The stages, in order:

Source — a git commit on a branch.
Build artifact — in your case a .jar. The output of mvn package / gradle build. Self-contained Java bytecode. Cannot run without a JVM.
OCI image — the .jar plus a base layer (Alpine + JDK 17) plus your company’s proprietary runtime layers, packaged into a stack of read-only filesystem layers + a manifest + a config blob. Cannot run without a container runtime.
Registry entry — the image uploaded to a registry (Artifactory, ECR, GCR), addressable by tag (myservice:2.4.1) and by digest (myservice@sha256:abc…). Cannot run by itself; it is just bytes at rest.
Host-resident image — the same bytes, now present on a specific Kubernetes node’s local disk after the kubelet asked containerd to pull them.
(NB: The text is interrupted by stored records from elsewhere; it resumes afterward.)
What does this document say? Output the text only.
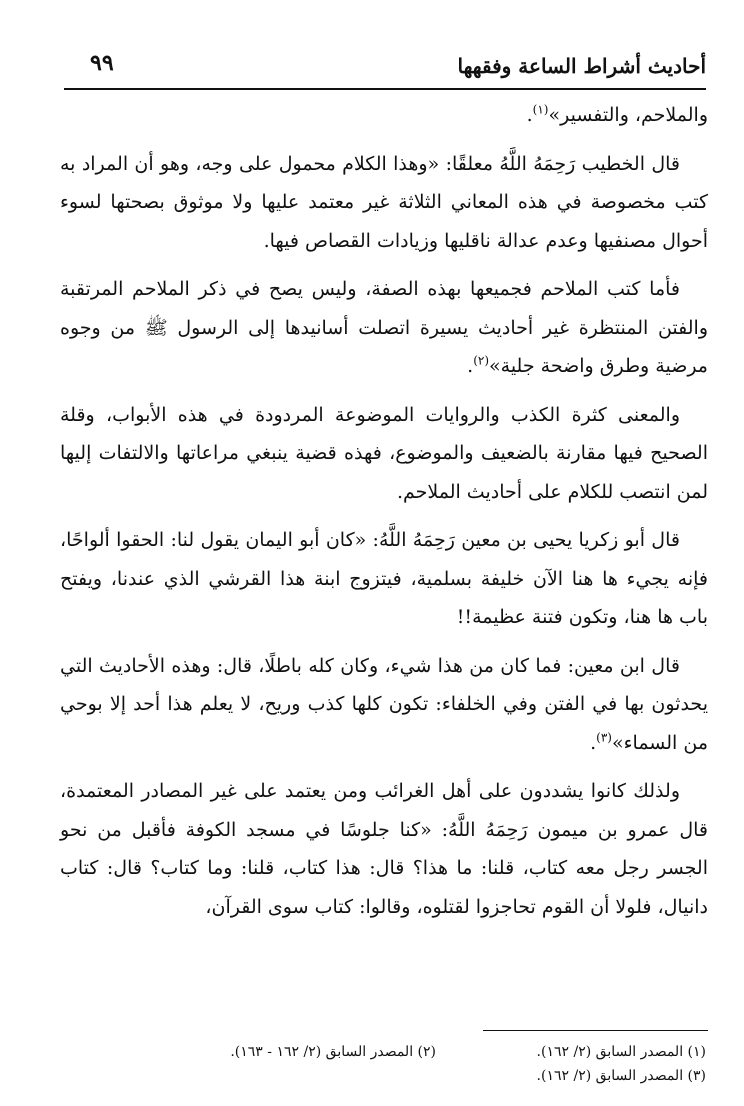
أحاديث أشراط الساعة وفقهها
٩٩

والملاحم، والتفسير»$^{(١)}$.

قال الخطيب رَحِمَهُ اللَّهُ معلقًا: «وهذا الكلام محمول على وجه، وهو أن المراد به كتب مخصوصة في هذه المعاني الثلاثة غير معتمد عليها ولا موثوق بصحتها لسوء أحوال مصنفيها وعدم عدالة ناقليها وزيادات القصاص فيها.

فأما كتب الملاحم فجميعها بهذه الصفة، وليس يصح في ذكر الملاحم المرتقبة والفتن المنتظرة غير أحاديث يسيرة اتصلت أسانيدها إلى الرسول ﷺ من وجوه مرضية وطرق واضحة جلية»$^{(٢)}$.

والمعنى كثرة الكذب والروايات الموضوعة المردودة في هذه الأبواب، وقلة الصحيح فيها مقارنة بالضعيف والموضوع، فهذه قضية ينبغي مراعاتها والالتفات إليها لمن انتصب للكلام على أحاديث الملاحم.

قال أبو زكريا يحيى بن معين رَحِمَهُ اللَّهُ: «كان أبو اليمان يقول لنا: الحقوا ألواحًا، فإنه يجيء ها هنا الآن خليفة بسلمية، فيتزوج ابنة هذا القرشي الذي عندنا، ويفتح باب ها هنا، وتكون فتنة عظيمة!!

قال ابن معين: فما كان من هذا شيء، وكان كله باطلًا، قال: وهذه الأحاديث التي يحدثون بها في الفتن وفي الخلفاء: تكون كلها كذب وريح، لا يعلم هذا أحد إلا بوحي من السماء»$^{(٣)}$.

ولذلك كانوا يشددون على أهل الغرائب ومن يعتمد على غير المصادر المعتمدة، قال عمرو بن ميمون رَحِمَهُ اللَّهُ: «كنا جلوسًا في مسجد الكوفة فأقبل من نحو الجسر رجل معه كتاب، قلنا: ما هذا؟ قال: هذا كتاب، قلنا: وما كتاب؟ قال: كتاب دانيال، فلولا أن القوم تحاجزوا لقتلوه، وقالوا: كتاب سوى القرآن،

(١) المصدر السابق (٢/ ١٦٢).
(٢) المصدر السابق (٢/ ١٦٢ - ١٦٣).
(٣) المصدر السابق (٢/ ١٦٢).
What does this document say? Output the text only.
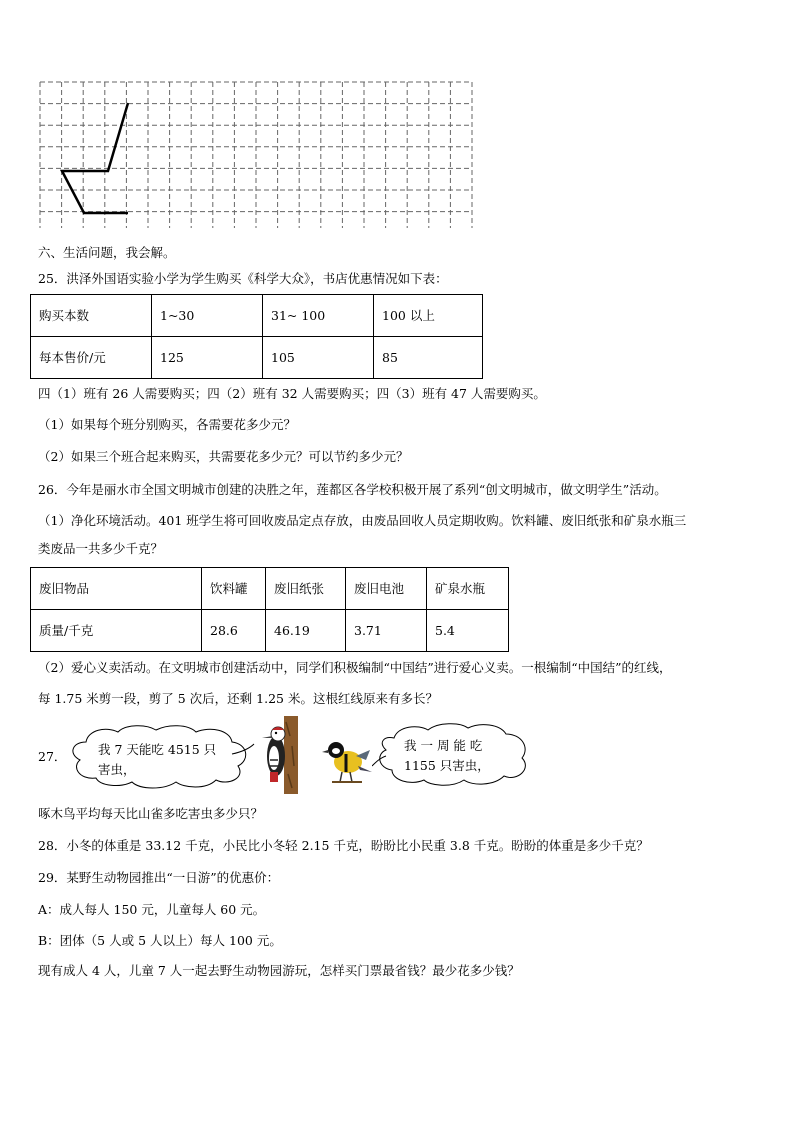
六、生活问题，我会解。
25．洪泽外国语实验小学为学生购买《科学大众》，书店优惠情况如下表：
购买本数	1~30	31~ 100	100 以上
每本售价/元	125	105	85
四（1）班有 26 人需要购买；四（2）班有 32 人需要购买；四（3）班有 47 人需要购买。
（1）如果每个班分别购买，各需要花多少元？
（2）如果三个班合起来购买，共需要花多少元？可以节约多少元？
26．今年是丽水市全国文明城市创建的决胜之年，莲都区各学校积极开展了系列“创文明城市，做文明学生”活动。
（1）净化环境活动。401 班学生将可回收废品定点存放，由废品回收人员定期收购。饮料罐、废旧纸张和矿泉水瓶三
类废品一共多少千克？
废旧物品	饮料罐	废旧纸张	废旧电池	矿泉水瓶
质量/千克	28.6	46.19	3.71	5.4
（2）爱心义卖活动。在文明城市创建活动中，同学们积极编制“中国结”进行爱心义卖。一根编制“中国结”的红线，
每 1.75 米剪一段，剪了 5 次后，还剩 1.25 米。这根红线原来有多长？
27．	我 7 天能吃 4515 只
害虫，
我 一 周 能 吃
1155 只害虫，
啄木鸟平均每天比山雀多吃害虫多少只？
28．小冬的体重是 33.12 千克，小民比小冬轻 2.15 千克，盼盼比小民重 3.8 千克。盼盼的体重是多少千克？
29．某野生动物园推出“一日游”的优惠价：
A：成人每人 150 元，儿童每人 60 元。
B：团体（5 人或 5 人以上）每人 100 元。
现有成人 4 人，儿童 7 人一起去野生动物园游玩，怎样买门票最省钱？最少花多少钱？
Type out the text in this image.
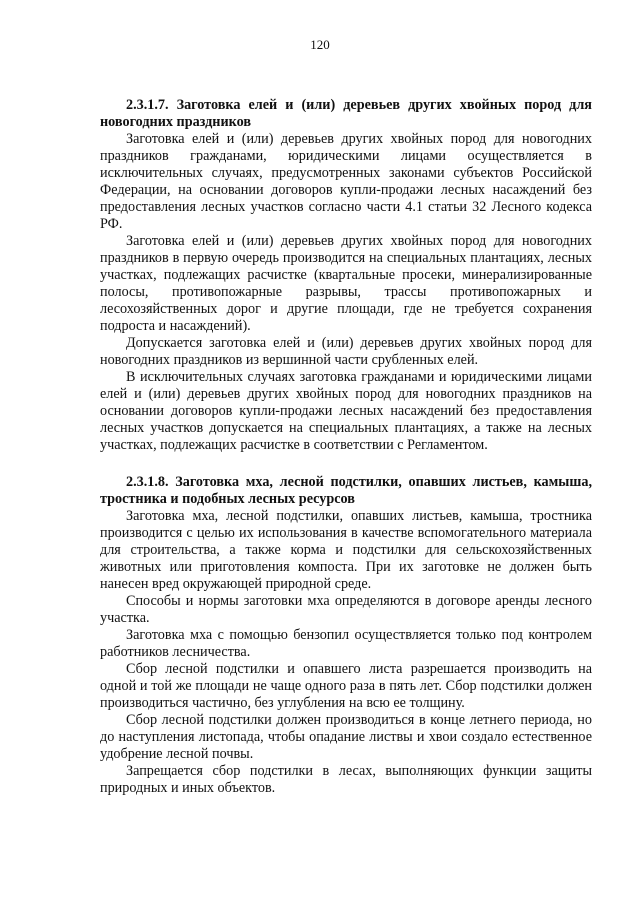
120

2.3.1.7. Заготовка елей и (или) деревьев других хвойных пород для новогодних праздников

Заготовка елей и (или) деревьев других хвойных пород для новогодних праздников гражданами, юридическими лицами осуществляется в исключительных случаях, предусмотренных законами субъектов Российской Федерации, на основании договоров купли-продажи лесных насаждений без предоставления лесных участков согласно части 4.1 статьи 32 Лесного кодекса РФ.

Заготовка елей и (или) деревьев других хвойных пород для новогодних праздников в первую очередь производится на специальных плантациях, лесных участках, подлежащих расчистке (квартальные просеки, минерализированные полосы, противопожарные разрывы, трассы противопожарных и лесохозяйственных дорог и другие площади, где не требуется сохранения подроста и насаждений).

Допускается заготовка елей и (или) деревьев других хвойных пород для новогодних праздников из вершинной части срубленных елей.

В исключительных случаях заготовка гражданами и юридическими лицами елей и (или) деревьев других хвойных пород для новогодних праздников на основании договоров купли-продажи лесных насаждений без предоставления лесных участков допускается на специальных плантациях, а также на лесных участках, подлежащих расчистке в соответствии с Регламентом.

2.3.1.8. Заготовка мха, лесной подстилки, опавших листьев, камыша, тростника и подобных лесных ресурсов

Заготовка мха, лесной подстилки, опавших листьев, камыша, тростника производится с целью их использования в качестве вспомогательного материала для строительства, а также корма и подстилки для сельскохозяйственных животных или приготовления компоста. При их заготовке не должен быть нанесен вред окружающей природной среде.

Способы и нормы заготовки мха определяются в договоре аренды лесного участка.

Заготовка мха с помощью бензопил осуществляется только под контролем работников лесничества.

Сбор лесной подстилки и опавшего листа разрешается производить на одной и той же площади не чаще одного раза в пять лет. Сбор подстилки должен производиться частично, без углубления на всю ее толщину.

Сбор лесной подстилки должен производиться в конце летнего периода, но до наступления листопада, чтобы опадание листвы и хвои создало естественное удобрение лесной почвы.

Запрещается сбор подстилки в лесах, выполняющих функции защиты природных и иных объектов.
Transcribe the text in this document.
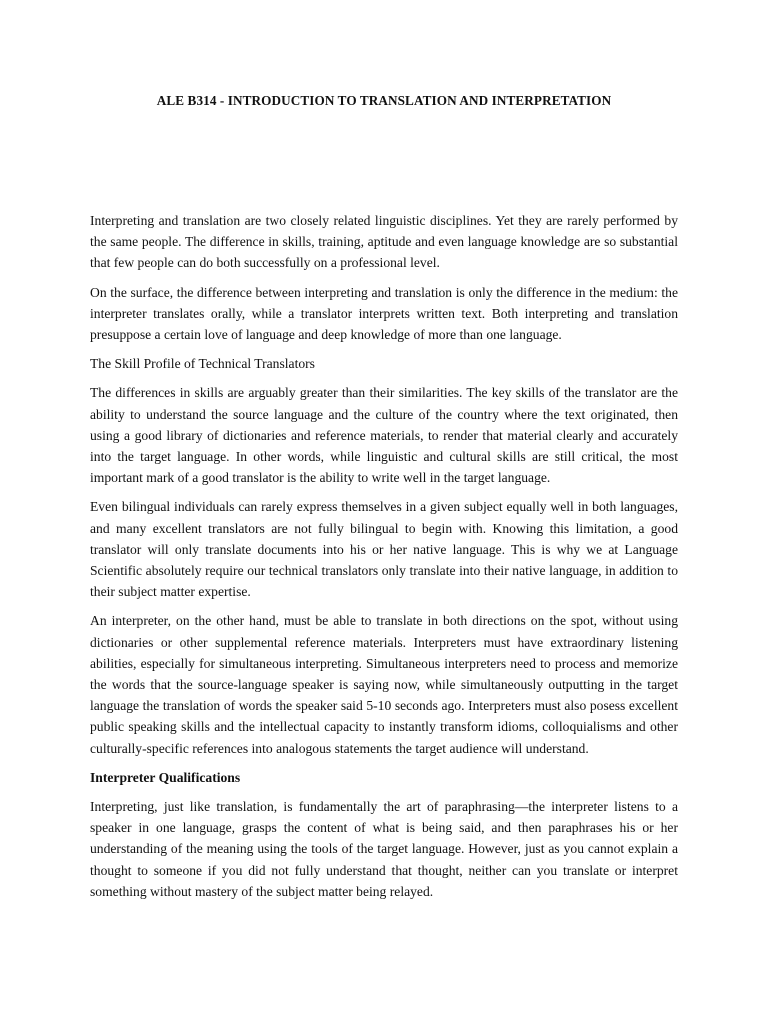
ALE B314 - INTRODUCTION TO TRANSLATION AND INTERPRETATION

Interpreting and translation are two closely related linguistic disciplines. Yet they are rarely performed by the same people. The difference in skills, training, aptitude and even language knowledge are so substantial that few people can do both successfully on a professional level.

On the surface, the difference between interpreting and translation is only the difference in the medium: the interpreter translates orally, while a translator interprets written text. Both interpreting and translation presuppose a certain love of language and deep knowledge of more than one language.

The Skill Profile of Technical Translators

The differences in skills are arguably greater than their similarities. The key skills of the translator are the ability to understand the source language and the culture of the country where the text originated, then using a good library of dictionaries and reference materials, to render that material clearly and accurately into the target language. In other words, while linguistic and cultural skills are still critical, the most important mark of a good translator is the ability to write well in the target language.

Even bilingual individuals can rarely express themselves in a given subject equally well in both languages, and many excellent translators are not fully bilingual to begin with. Knowing this limitation, a good translator will only translate documents into his or her native language. This is why we at Language Scientific absolutely require our technical translators only translate into their native language, in addition to their subject matter expertise.

An interpreter, on the other hand, must be able to translate in both directions on the spot, without using dictionaries or other supplemental reference materials. Interpreters must have extraordinary listening abilities, especially for simultaneous interpreting. Simultaneous interpreters need to process and memorize the words that the source-language speaker is saying now, while simultaneously outputting in the target language the translation of words the speaker said 5-10 seconds ago. Interpreters must also posess excellent public speaking skills and the intellectual capacity to instantly transform idioms, colloquialisms and other culturally-specific references into analogous statements the target audience will understand.

Interpreter Qualifications

Interpreting, just like translation, is fundamentally the art of paraphrasing—the interpreter listens to a speaker in one language, grasps the content of what is being said, and then paraphrases his or her understanding of the meaning using the tools of the target language. However, just as you cannot explain a thought to someone if you did not fully understand that thought, neither can you translate or interpret something without mastery of the subject matter being relayed.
Layers are stored deduplicated across all images on that node.
Running container — a Linux process executing inside namespaces (PID, network, mount, IPC, UTS, user) with cgroups capping its CPU and memory, viewing the image layers stacked under overlayfs as if they were one root filesystem. PID 1 inside the namespace; some four- or five-digit PID from the host’s perspective.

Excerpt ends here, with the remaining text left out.